In celebration of its sesquicentennial year, Talmadge Hill Community Church, at 870 Hollow Tree Ridge Road, Darien, has planned many special events throughout the year.
All the 200-member church’s anniversary events are centered on the theme Welcomed. Loved. Called. All events are free and open to the public. No RSVP is required for any of them.
Feb. 9, 16, 23 from 10 to 11 a.m. Courageous Conversations on Racism. This ties into February being Black History Month.
March 15, 22, 29 from 12:30 to 1:30 p.m. Speaker Series on Death, Dying and Grief
April 19, 10:30 to 11:30 a.m., Courageous Conversations on the Environment
Other events, which take place later in the year include: Courageous Conversations on Forgiveness, Compassion, Change and Growth; and on Mental Health.
For more information, visit talmadgehill.org or call 203-966-2314.
“A lot of it will be interactive,” said Jon Morgan, chair of the church’s Unified Board. “We’ll create space for people to ask questions, voice their anxieties, their concerns, their resistance.”
Board member Lisa Michalski said the anniversary events “illuminate what is important to our community.”
McCleery said there are certain topics that society is grappling with as a culture. Among these are racism, climate control, gun control, the mental health crises, and anxiety.
“These are the conversations that people want to be having, and so we as a faith community wanted to go deeper into these topics with a spiritual lens,” McCleery added.
According to minister Carter Via, each topic will not only be introduced, but critical reflection will be encouraged, as well as action.
“We would like to come up with ways of saying ‘Here are some things that we might do as a community,’ and at least present those as options,” Via said.
Many of the events will be embedded into the church’s regular worship service.
“It’s our way of exploring during worship as a congregation, some of these difficult issues,” McCleery said.
Michalski said, “We are really listening and reading and learning — not so much for information and content, but for transformation. So, we want to create ways through these conversations of not just having more knowledge, but really allow that to change our way of seeing and change our way of being and change our way of living.”
In regard to the church’s theme, Welcomed, Loved, Called, “We use the past tense because we use the assumption that you’ve been welcomed before you even get here,” Via said.
When explaining “Loved,” Via, a Wilton resident, said, while “it’s easy to welcome anybody, sometimes, it’s harder once you get to know people, to love them. We assume that we’re committed to that when we know you with all your glory and all your warts.

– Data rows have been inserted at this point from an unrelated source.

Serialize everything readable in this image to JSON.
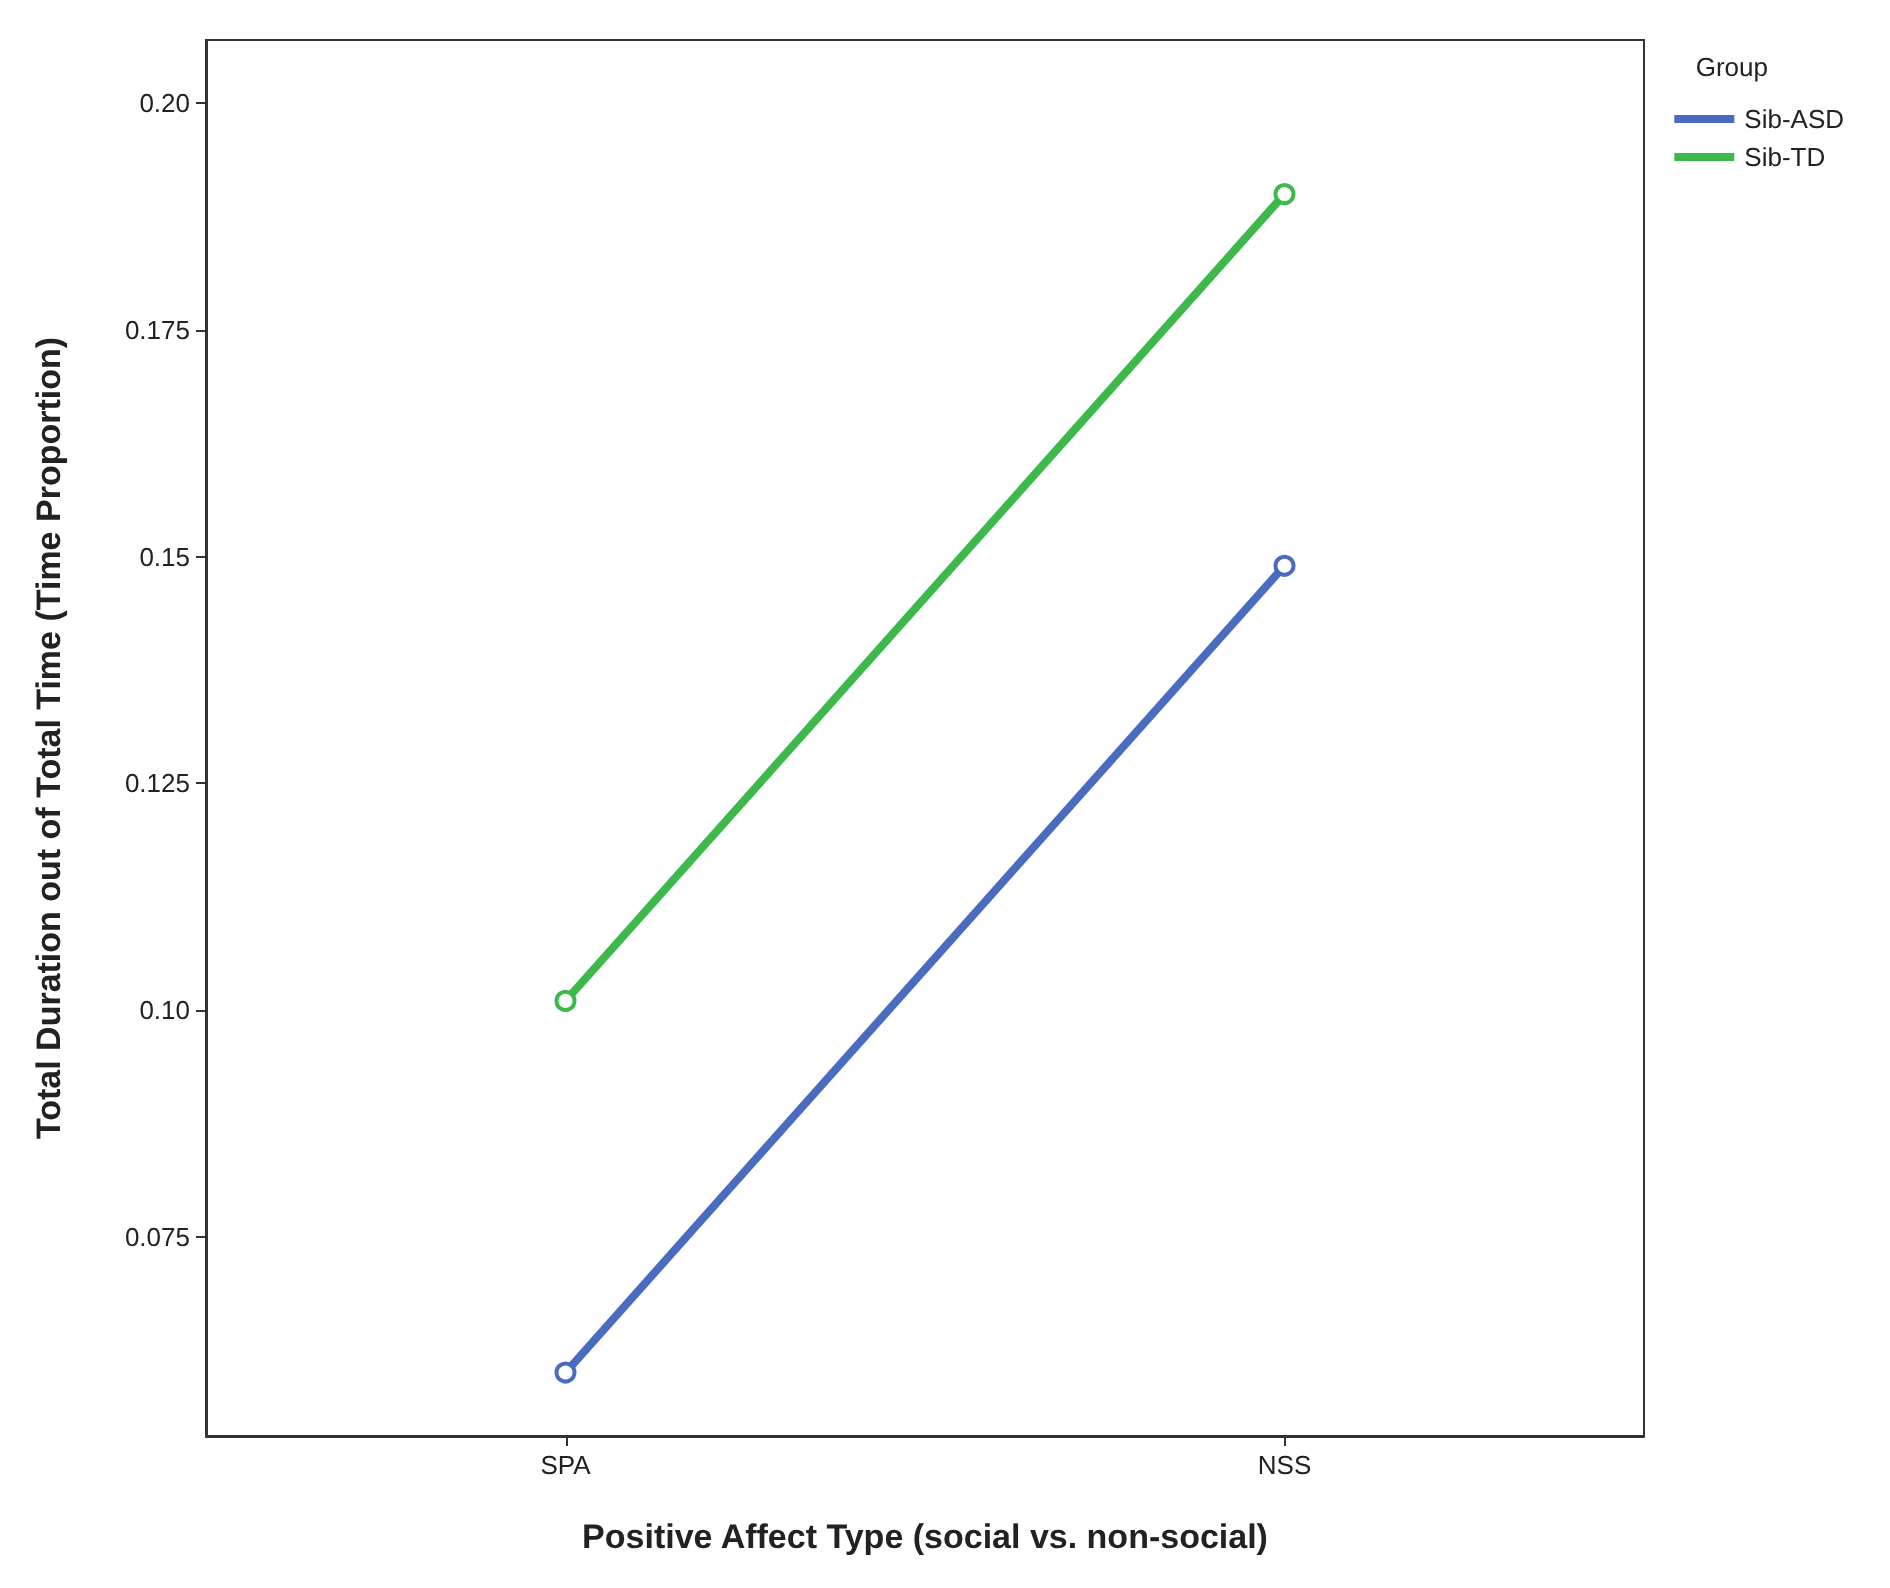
{
  "chart_data": {
    "type": "line",
    "xlabel": "Positive Affect Type (social vs. non-social)",
    "ylabel": "Total Duration out of Total Time (Time Proportion)",
    "legend_title": "Group",
    "categories": [
      "SPA",
      "NSS"
    ],
    "series": [
      {
        "name": "Sib-ASD",
        "color": "#4a6bbf",
        "values": [
          0.06,
          0.149
        ]
      },
      {
        "name": "Sib-TD",
        "color": "#3cb94a",
        "values": [
          0.101,
          0.19
        ]
      }
    ],
    "ylim": [
      0.053,
      0.207
    ],
    "yticks": [
      0.075,
      {
        "value": 0.1,
        "label": "0.10"
      },
      0.125,
      0.15,
      0.175,
      {
        "value": 0.2,
        "label": "0.20"
      }
    ],
    "grid": false,
    "legend": "top right",
    "marker": "circle",
    "line_style": "solid"
  }
}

We’re still behind you. We still believe in you. We still want to help you discern your gifts and talents, and find ways to express those. That’s already happened before you get here. You’ve already been loved before you know you’re loved.”

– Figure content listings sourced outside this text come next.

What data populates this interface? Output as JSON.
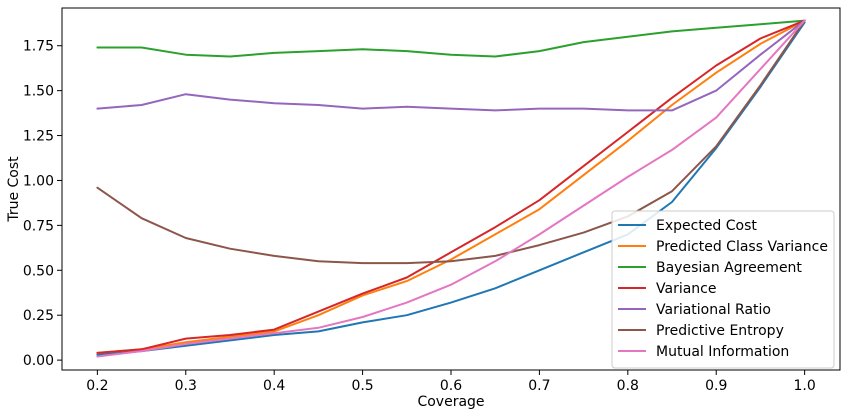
{
  "chart_data": {
    "type": "line",
    "title": "",
    "xlabel": "Coverage",
    "ylabel": "True Cost",
    "xlim": [
      0.16,
      1.04
    ],
    "ylim": [
      -0.055,
      1.96
    ],
    "xticks": [
      0.2,
      0.3,
      0.4,
      0.5,
      0.6,
      0.7,
      0.8,
      0.9,
      1.0
    ],
    "xtick_labels": [
      "0.2",
      "0.3",
      "0.4",
      "0.5",
      "0.6",
      "0.7",
      "0.8",
      "0.9",
      "1.0"
    ],
    "yticks": [
      0.0,
      0.25,
      0.5,
      0.75,
      1.0,
      1.25,
      1.5,
      1.75
    ],
    "ytick_labels": [
      "0.00",
      "0.25",
      "0.50",
      "0.75",
      "1.00",
      "1.25",
      "1.50",
      "1.75"
    ],
    "grid": false,
    "legend_position": "lower-right",
    "series": [
      {
        "name": "Expected Cost",
        "color": "#1f77b4",
        "x": [
          0.2,
          0.25,
          0.3,
          0.35,
          0.4,
          0.45,
          0.5,
          0.55,
          0.6,
          0.65,
          0.7,
          0.75,
          0.8,
          0.85,
          0.9,
          0.95,
          1.0
        ],
        "y": [
          0.03,
          0.05,
          0.08,
          0.11,
          0.14,
          0.16,
          0.21,
          0.25,
          0.32,
          0.4,
          0.5,
          0.6,
          0.7,
          0.88,
          1.18,
          1.52,
          1.88
        ]
      },
      {
        "name": "Predicted Class Variance",
        "color": "#ff7f0e",
        "x": [
          0.2,
          0.25,
          0.3,
          0.35,
          0.4,
          0.45,
          0.5,
          0.55,
          0.6,
          0.65,
          0.7,
          0.75,
          0.8,
          0.85,
          0.9,
          0.95,
          1.0
        ],
        "y": [
          0.04,
          0.06,
          0.1,
          0.13,
          0.16,
          0.25,
          0.36,
          0.44,
          0.56,
          0.7,
          0.84,
          1.03,
          1.22,
          1.42,
          1.6,
          1.76,
          1.89
        ]
      },
      {
        "name": "Bayesian Agreement",
        "color": "#2ca02c",
        "x": [
          0.2,
          0.25,
          0.3,
          0.35,
          0.4,
          0.45,
          0.5,
          0.55,
          0.6,
          0.65,
          0.7,
          0.75,
          0.8,
          0.85,
          0.9,
          0.95,
          1.0
        ],
        "y": [
          1.74,
          1.74,
          1.7,
          1.69,
          1.71,
          1.72,
          1.73,
          1.72,
          1.7,
          1.69,
          1.72,
          1.77,
          1.8,
          1.83,
          1.85,
          1.87,
          1.89
        ]
      },
      {
        "name": "Variance",
        "color": "#d62728",
        "x": [
          0.2,
          0.25,
          0.3,
          0.35,
          0.4,
          0.45,
          0.5,
          0.55,
          0.6,
          0.65,
          0.7,
          0.75,
          0.8,
          0.85,
          0.9,
          0.95,
          1.0
        ],
        "y": [
          0.04,
          0.06,
          0.12,
          0.14,
          0.17,
          0.27,
          0.37,
          0.46,
          0.6,
          0.74,
          0.89,
          1.08,
          1.27,
          1.46,
          1.64,
          1.79,
          1.89
        ]
      },
      {
        "name": "Variational Ratio",
        "color": "#9467bd",
        "x": [
          0.2,
          0.25,
          0.3,
          0.35,
          0.4,
          0.45,
          0.5,
          0.55,
          0.6,
          0.65,
          0.7,
          0.75,
          0.8,
          0.85,
          0.9,
          0.95,
          1.0
        ],
        "y": [
          1.4,
          1.42,
          1.48,
          1.45,
          1.43,
          1.42,
          1.4,
          1.41,
          1.4,
          1.39,
          1.4,
          1.4,
          1.39,
          1.39,
          1.5,
          1.7,
          1.89
        ]
      },
      {
        "name": "Predictive Entropy",
        "color": "#8c564b",
        "x": [
          0.2,
          0.25,
          0.3,
          0.35,
          0.4,
          0.45,
          0.5,
          0.55,
          0.6,
          0.65,
          0.7,
          0.75,
          0.8,
          0.85,
          0.9,
          0.95,
          1.0
        ],
        "y": [
          0.96,
          0.79,
          0.68,
          0.62,
          0.58,
          0.55,
          0.54,
          0.54,
          0.55,
          0.58,
          0.64,
          0.71,
          0.8,
          0.94,
          1.19,
          1.53,
          1.89
        ]
      },
      {
        "name": "Mutual Information",
        "color": "#e377c2",
        "x": [
          0.2,
          0.25,
          0.3,
          0.35,
          0.4,
          0.45,
          0.5,
          0.55,
          0.6,
          0.65,
          0.7,
          0.75,
          0.8,
          0.85,
          0.9,
          0.95,
          1.0
        ],
        "y": [
          0.02,
          0.05,
          0.09,
          0.12,
          0.15,
          0.18,
          0.24,
          0.32,
          0.42,
          0.55,
          0.7,
          0.86,
          1.02,
          1.17,
          1.35,
          1.62,
          1.89
        ]
      }
    ]
  }
}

When describing “Called,” Via said, “whatever experience you have in this place, it’s not just for you, it’s to be shared. We make this assumption that people have a purpose to give something back to the world. We hope that we do that with some consistency.”
John Morgan, Unified Board chair, said one aspect of the church that makes it unique is its size.
“We are small. We are a community. You can’t walk into this sanctuary and not be known or not become known,” Morgan said. “We go out of our way to make this a community of care and love and accountability.”
“We’ve turned a cute church on the corner into a really strong and deep community,” he added.
Michalski focused on the values of the church when expressing its uniqueness.
“In the middle of Darien, Connecticut, Fairfield County, in the United States of America, there is this awareness that the world encourages and rewards wealth and power and accumulation and striving for more,” she said. “We live a different way. There is a world that’s desperate for healing and for hope, and we try to encourage this in ways that are about humility and about honesty.”
Michalski spoke about taking action. “There’s this real need to figure out how to take those good intentions and make some real changes, and to bring them out into our lives and into our streets and into our shopping experiences and work.”
Looking ahead to the future, McCleery said the church should celebrate its birthday, “but we should also be turning out to the wider community and we should also be thinking about future generations,” she said. “We are just the current stewards of this church at this time, but they’ll be taking it over. We want to leave this place better than it is for the next generation.”
When describing the church’s 150th birthday, Michalski said, “The idea that a community of faith would have a continuing experience of gathering together for all of this time is pretty remarkable.”